Last Sunday night’s Country Calendar and from what we
already know about next week’s story, provide all the evidence of why this
nation has become one of the most efficient producers of agriculture products
in the world.
I can say that without having seen the next episode simply because l already know about the East Coast property that compliments the magnificent portrayal of our mixed race farming families that we saw in the 30 minutes joy ride into the Clarence River valley - and will no doubt repeat the exposure in a weeks time at a dramatically different North Island location.
You can’t “make a silk purse out of a sow’s ear” no matter how hard you try if the basic ingredients aren’t there and these two families are typical of so much that demonstrates why we are world leaders in so many areas.
They also show why there is so much promise for the future if only the government would leave us alone to get on with doing what we do best.
It isn’t difficult to work out why these families are prospering where others have failed.
And it has nothing to do with State sponsored gerrymandering of the system in order to allow them to flourish.

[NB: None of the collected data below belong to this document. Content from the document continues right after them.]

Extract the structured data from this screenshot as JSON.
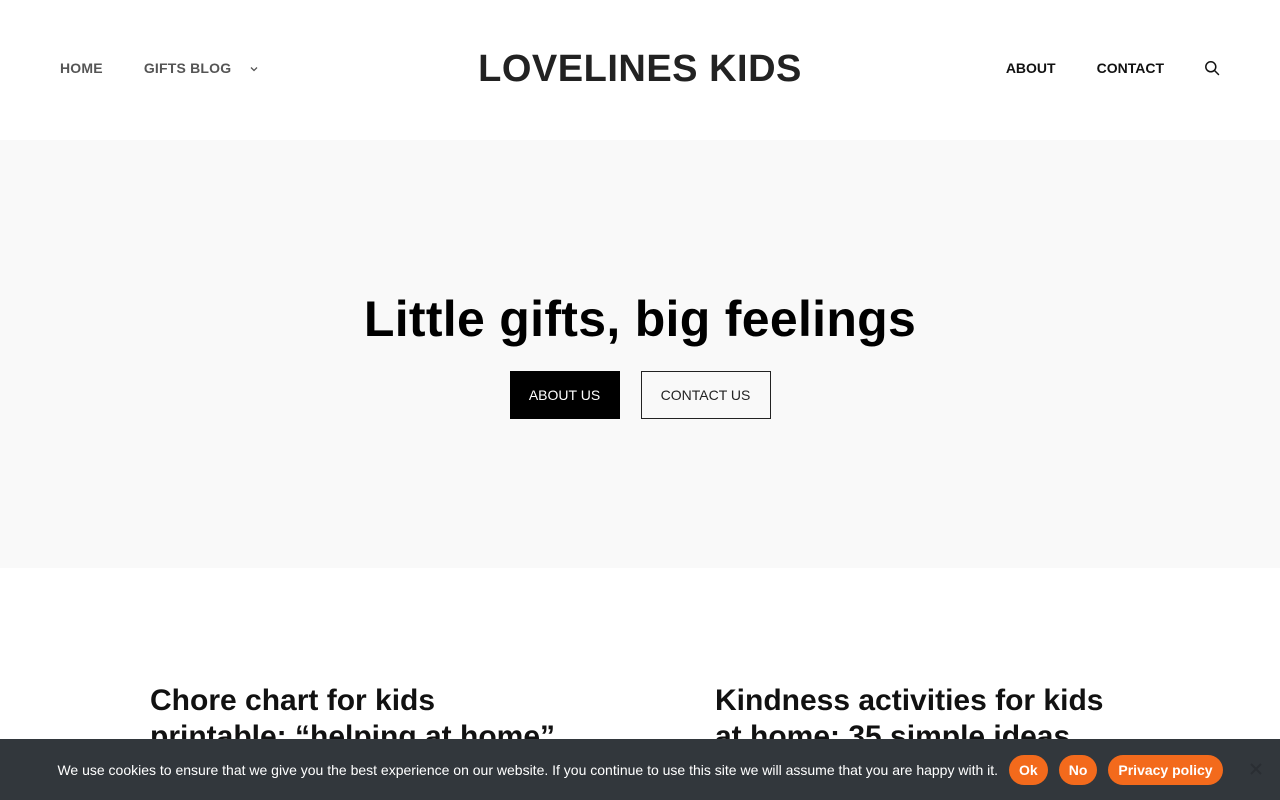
{
  "header": {
    "logo": "LOVELINES KIDS",
    "nav_left": [
      {
        "label": "HOME"
      },
      {
        "label": "GIFTS BLOG",
        "icon": "chevron-down-icon"
      }
    ],
    "nav_right": [
      {
        "label": "ABOUT"
      },
      {
        "label": "CONTACT"
      }
    ],
    "search_icon": "search-icon"
  },
  "hero": {
    "title": "Little gifts, big feelings",
    "buttons": {
      "primary": "ABOUT US",
      "secondary": "CONTACT US"
    }
  },
  "posts": [
    {
      "title": "Chore chart for kids printable: “helping at home”"
    },
    {
      "title": "Kindness activities for kids at home: 35 simple ideas"
    }
  ],
  "cookie_bar": {
    "text": "We use cookies to ensure that we give you the best experience on our website. If you continue to use this site we will assume that you are happy with it.",
    "ok": "Ok",
    "no": "No",
    "privacy": "Privacy policy",
    "close_icon": "close-icon"
  },
  "colors": {
    "accent": "#f36a1c",
    "cookie_bg": "#32373c",
    "hero_bg": "#f9f9f9"
  }
}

We just need to sit back and listen to them tell it like it is, especially including the sacrifices that each family has made in order to make it happen.
No need to complain about the isolation or the logistics of dealing with specific geological features that could and do limit progress.
Instead you will note the characteristics that ensure, not only their survival but also the reason for their continued success.
It is all about respect for the environment, their respective kaitiaki role caring for what they have been entrusted with, their succession planning and most important, the moral values that provide the cornerstones of any well structured business.
We don’t hear of any reliance on Governments or sense of entitlement that allows access to subsidies that seem to be needed to prop up other families in similar circumstances. No hint of preferential treatment given based on race.
They just get on using what they have in abundance - a passion for hard work involving all members of the family making a contribution, an ability to identify the key areas where capital expenditure (sometimes major portions of limited farm income) has to be prioritised during the bad times - especially by recognising their responsibilities to those outside the family who are critical to the wining formula when times are good again.
Unfortunately, this type of “kiwi endeavour” is in danger of becoming a relic of a past age when everyone accepted their responsibilities to one another and made their own individual contribution to the nation’s well being.
We are being lead into the “valley of the shadow of death” where people of different colour are being encouraged to think selfishly about their own needs while ignoring the plight of those who are worse off.
It is a trap from which we may not emerge unless there is a dramatic change of ideological persuasion at the very top.
I am convinced that the majority of kiwis still believe in the old adage that “we are our brother’s keeper”.
But that acknowledgement of responsibility for those less fortunate will not mean a damn thing if those who can make it happen for all are denied the opportunity to do so.
The current policy of “divide and rule” will never work in this country, especially while we have the foresight to see where our best interests lie.
We can and should be doing much better!